Traditionally, the frankincense, aromatic pitch closely associated with the prayer of the Temple and not so different from what we use in the liturgy even today, was seen as a proclamation of Jesus' divinity. Myrrh, an oil used for embalming dead bodies, is a prognostication of this child's horrific death. It is very much a contradictory sign of his kingship and divinity because death, particularly death on a cross, unjust and ungodly, seems to be the very antithesis of the divinity attributed to Jesus in the Gospel from beginning to end. But it is precisely in the suffering and death of Jesus, his dead body anointed with myrrh, that his "godness" is made manifest. By pouring himself out and letting go of life, he lives. In my mind, the myrrh is the most important of the three gifts given to baby Jesus, for it prepares us who listen to the story anew to see Jesus' way through opposition, weakness, persecution and most of all, a grimy, unholy and shameful death as the new way of God in saving his people and his outsiders (represented by the non-Jewish magi from the East). Jesus' divinity made evident in his fragile humanity and in his eventual death, is made manifest to anyone willing to see, even strangers from the orient, (but not Herod right next door in Jerusalem!).

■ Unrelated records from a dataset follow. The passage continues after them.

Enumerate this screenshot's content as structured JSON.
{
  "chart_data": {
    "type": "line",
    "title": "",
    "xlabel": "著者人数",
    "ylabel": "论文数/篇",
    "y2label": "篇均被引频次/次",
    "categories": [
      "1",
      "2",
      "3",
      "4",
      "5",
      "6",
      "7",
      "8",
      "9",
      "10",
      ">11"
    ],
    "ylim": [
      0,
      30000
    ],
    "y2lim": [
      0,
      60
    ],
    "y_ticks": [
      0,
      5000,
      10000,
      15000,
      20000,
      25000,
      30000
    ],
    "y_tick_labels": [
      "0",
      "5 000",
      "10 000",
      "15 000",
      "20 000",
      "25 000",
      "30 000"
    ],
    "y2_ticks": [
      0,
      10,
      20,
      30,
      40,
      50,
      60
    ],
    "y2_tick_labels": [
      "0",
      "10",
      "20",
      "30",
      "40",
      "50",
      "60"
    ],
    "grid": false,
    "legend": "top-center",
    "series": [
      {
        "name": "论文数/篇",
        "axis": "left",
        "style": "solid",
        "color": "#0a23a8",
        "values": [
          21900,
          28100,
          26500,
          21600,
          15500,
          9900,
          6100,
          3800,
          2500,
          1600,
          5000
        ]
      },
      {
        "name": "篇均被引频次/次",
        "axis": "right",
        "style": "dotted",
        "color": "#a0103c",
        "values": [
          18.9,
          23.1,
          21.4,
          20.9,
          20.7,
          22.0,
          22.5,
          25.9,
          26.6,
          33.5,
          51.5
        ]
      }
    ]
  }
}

This "making manifest" is the very meaning of the word, "Epiphany". So there you have it. A final, great Christmas story and a final great Christmas feast that should not be lost from view of both insiders and outsiders.

I write about all this because I didn't really preach about it last Sunday when we celebrated the feast here in Cuenca among our North American community; I focused on the Star instead, the one that the Magi followed to Bethlehem, but came to pretty much the same point: God's Spirit beckons the most unlikely people in the most unlikely ways to see, know, believe...including us, here and now.